When pushed as to whether the settlement, with its UDF slated for an area near October Mountain, is good for Lenox, Mitts said that the PCBs to be stored in the UDF in Lee is “the low-level fill.” “I’ve been on record since this whole thing began, since the mediation ended, and no, I don’t think it’s a good thing,” Lane said. “No, I’m not happy about it. Am I realistic enough to realize it’s the best deal we’re going to get? Yeah.”

As part of the settlement agreement, Lenox received about $25 million from GE, funds that Lane said the town hasn’t yet determined how to spend. “I anticipate a lot of that money going toward Lenox Dale, the affected area,” he said. “We haven’t figured out how to go about that. Once we see what the ramifications are once the cleanup starts, we’ll go in that direction.”

Lenox Town Manager Christopher Ketchen responds to residents’ concerns during an informal session that followed the recent Select Board meeting. Photo by Leslee Bassman.
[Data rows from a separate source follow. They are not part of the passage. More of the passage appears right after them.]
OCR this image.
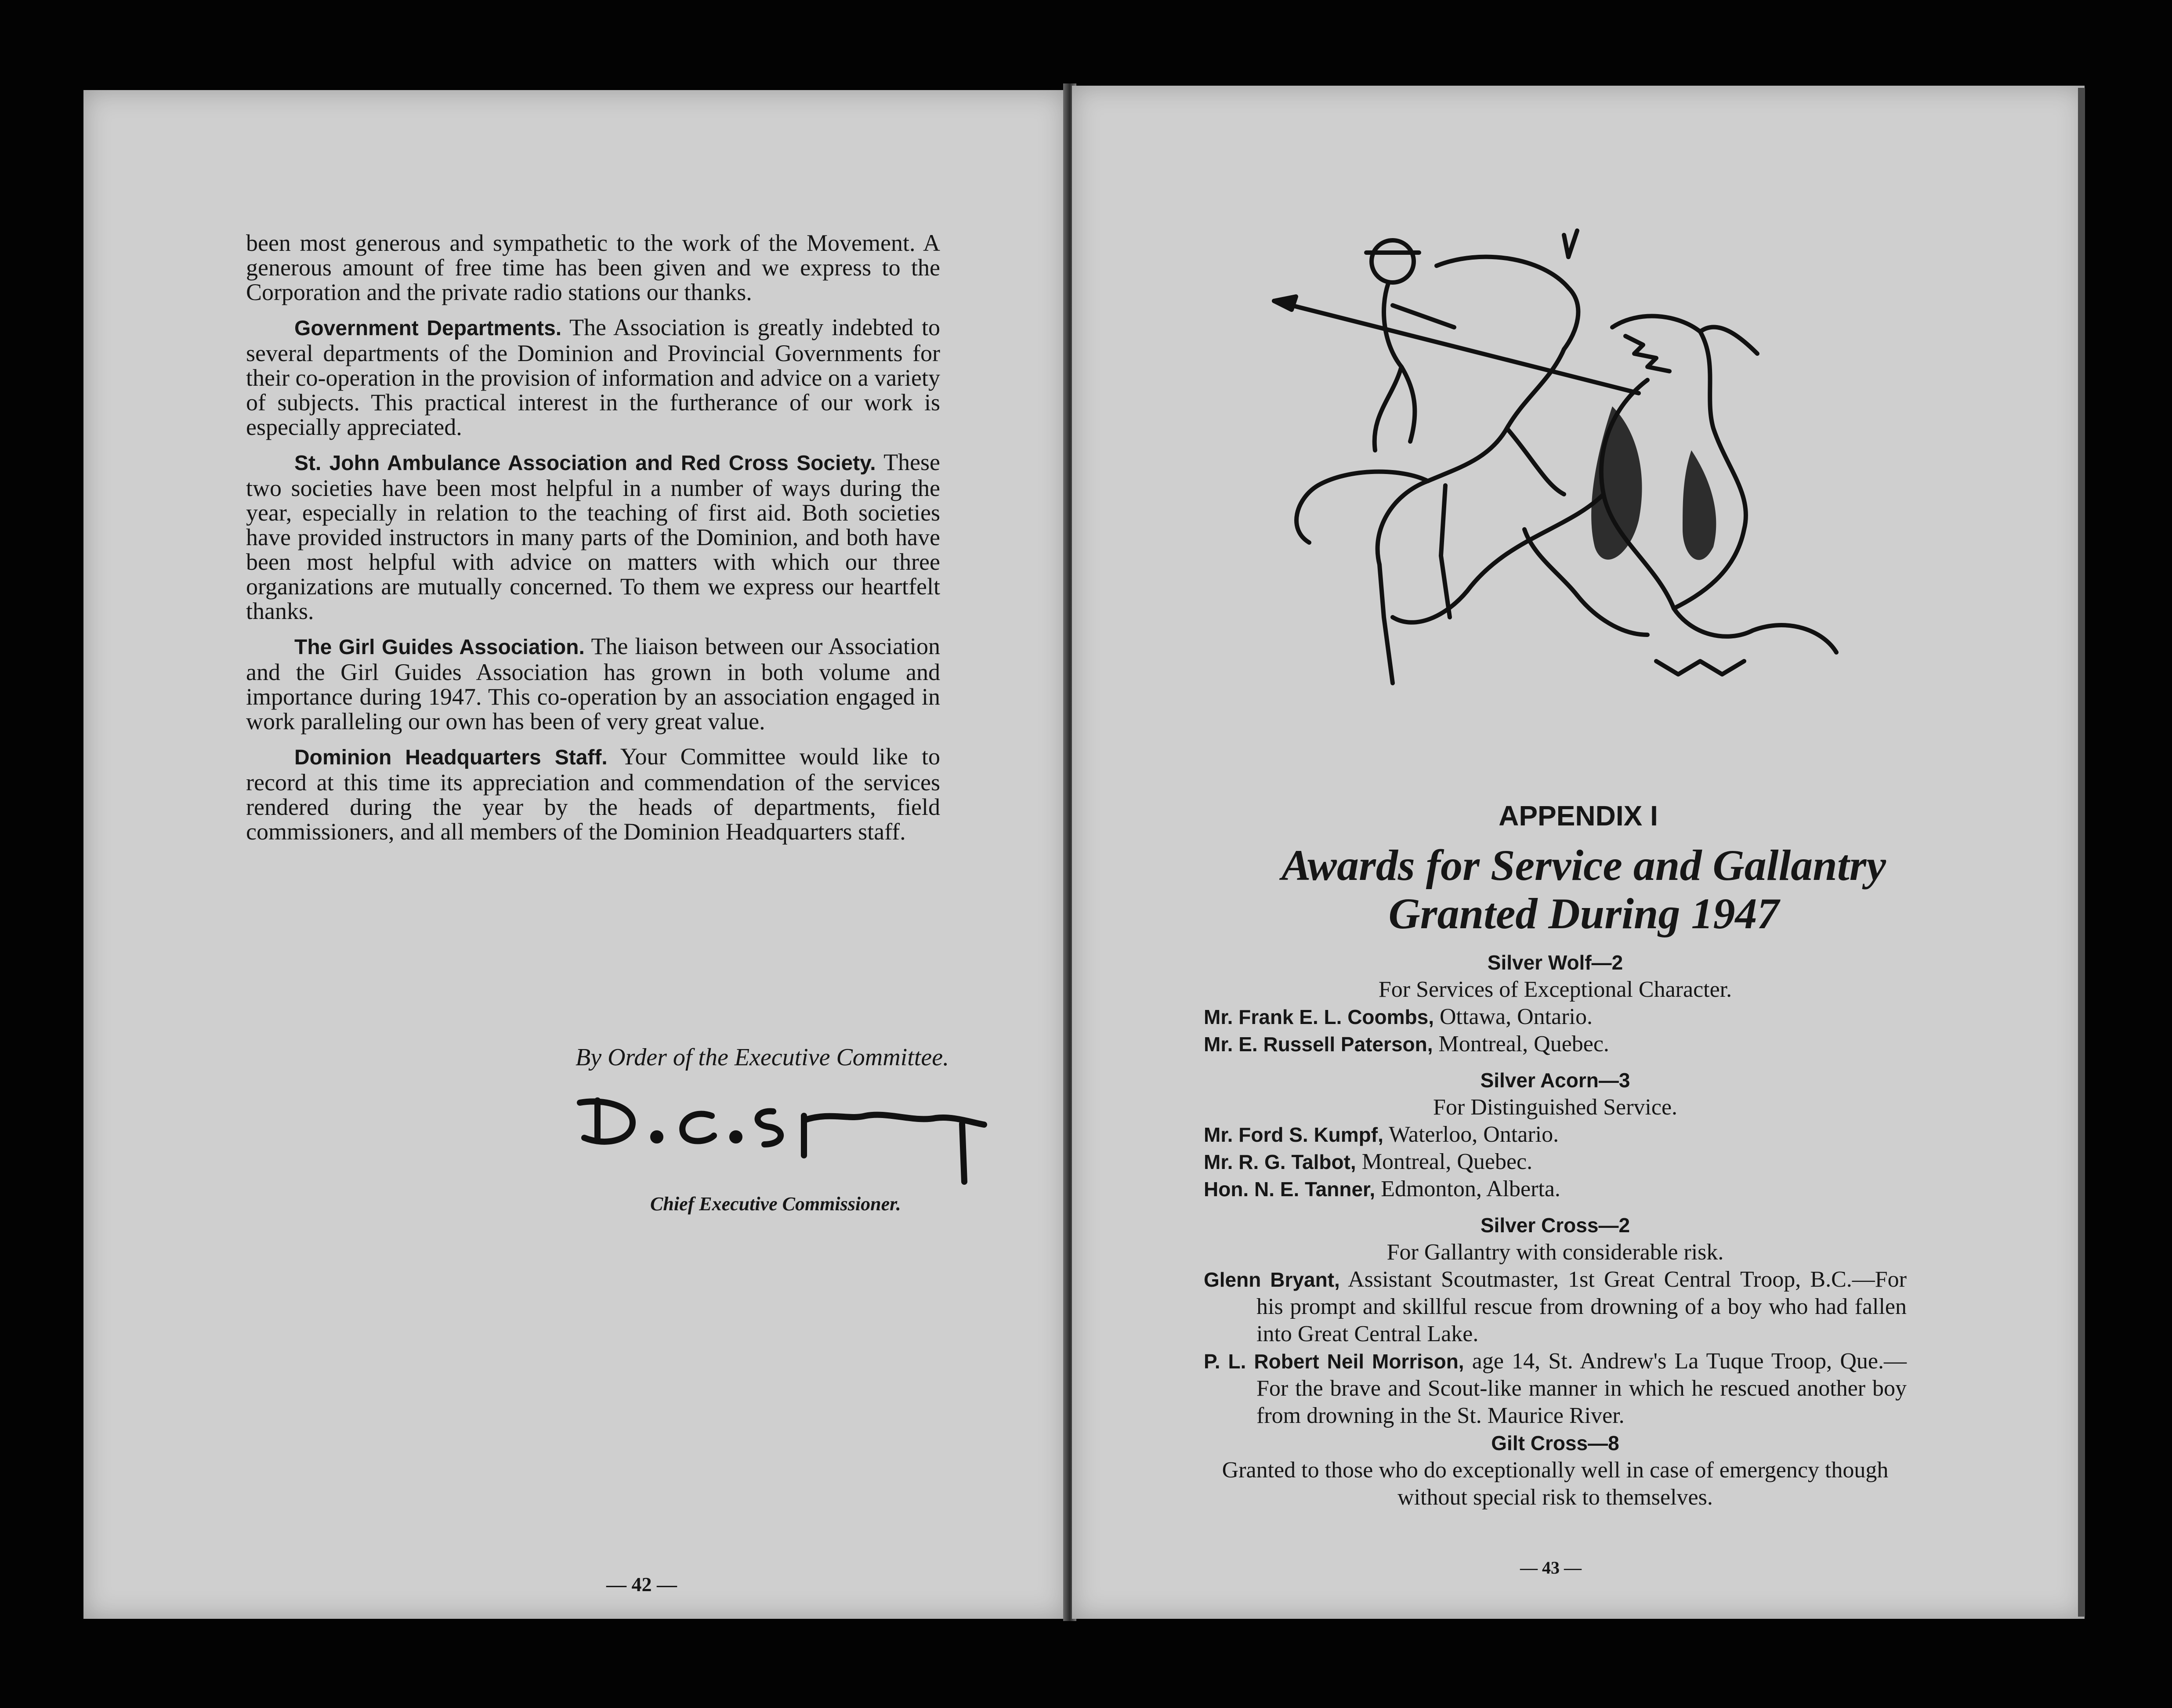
been most generous and sympathetic to the work of the Movement. A generous amount of free time has been given and we express to the Corporation and the private radio stations our thanks.

Government Departments. The Association is greatly indebted to several departments of the Dominion and Provincial Governments for their co-operation in the provision of information and advice on a variety of subjects. This practical interest in the furtherance of our work is especially appreciated.

St. John Ambulance Association and Red Cross Society. These two societies have been most helpful in a number of ways during the year, especially in relation to the teaching of first aid. Both societies have provided instructors in many parts of the Dominion, and both have been most helpful with advice on matters with which our three organizations are mutually concerned. To them we express our heartfelt thanks.

The Girl Guides Association. The liaison between our Association and the Girl Guides Association has grown in both volume and importance during 1947. This co-operation by an association engaged in work paralleling our own has been of very great value.

Dominion Headquarters Staff. Your Committee would like to record at this time its appreciation and commendation of the services rendered during the year by the heads of departments, field commissioners, and all members of the Dominion Headquarters staff.

By Order of the Executive Committee.
Chief Executive Commissioner.
— 42 —
APPENDIX I
Awards for Service and Gallantry
Granted During 1947
Silver Wolf—2
For Services of Exceptional Character.

Mr. Frank E. L. Coombs, Ottawa, Ontario.

Mr. E. Russell Paterson, Montreal, Quebec.

Silver Acorn—3
For Distinguished Service.

Mr. Ford S. Kumpf, Waterloo, Ontario.

Mr. R. G. Talbot, Montreal, Quebec.

Hon. N. E. Tanner, Edmonton, Alberta.

Silver Cross—2
For Gallantry with considerable risk.

Glenn Bryant, Assistant Scoutmaster, 1st Great Central Troop, B.C.—For his prompt and skillful rescue from drowning of a boy who had fallen into Great Central Lake.

P. L. Robert Neil Morrison, age 14, St. Andrew's La Tuque Troop, Que.—For the brave and Scout-like manner in which he rescued another boy from drowning in the St. Maurice River.

Gilt Cross—8
Granted to those who do exceptionally well in case of emergency though without special risk to themselves.
— 43 —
Town Manager Christopher Ketchen, who is also a Lenox resident, reiterated that the validity of the 2020 agreement has already been litigated through federal court and those challenging it have lost, with the permit remaining in effect.

“Rather than rehashing past history, we take this precious time that we have here this evening and we figure out how we’re going to move forward,” Field said.

Ketchen said the town managers have been putting their blood and energy into promoting the use of rail as opposed to trucks as part of the transportation and disposal plan. “That presupposes that there will be a UDF, because there will be,” he said. “There is going to be a UDF.”

With residents advocating for a revised plan, including a possible feasibility study to determine if it is more cost effective for GE to rail the toxic waste out of the area than to carry out the planned UDF, Field said she hopes the working group members don’t feel the remediation plan is “a done deal.” “The will of the people have won many a battle in the history of this country, and what you saw tonight is just a small fraction of how upset the people are,” she said.

For Julia Thomas, a member of the newly organized Clean Berkshire Collective, the meeting was not only productive but “an energizing moment for Lenox residents who did an amazing job mobilizing their community” while speaking personally about their concerns. “Community input is key to the future of this town,” she said.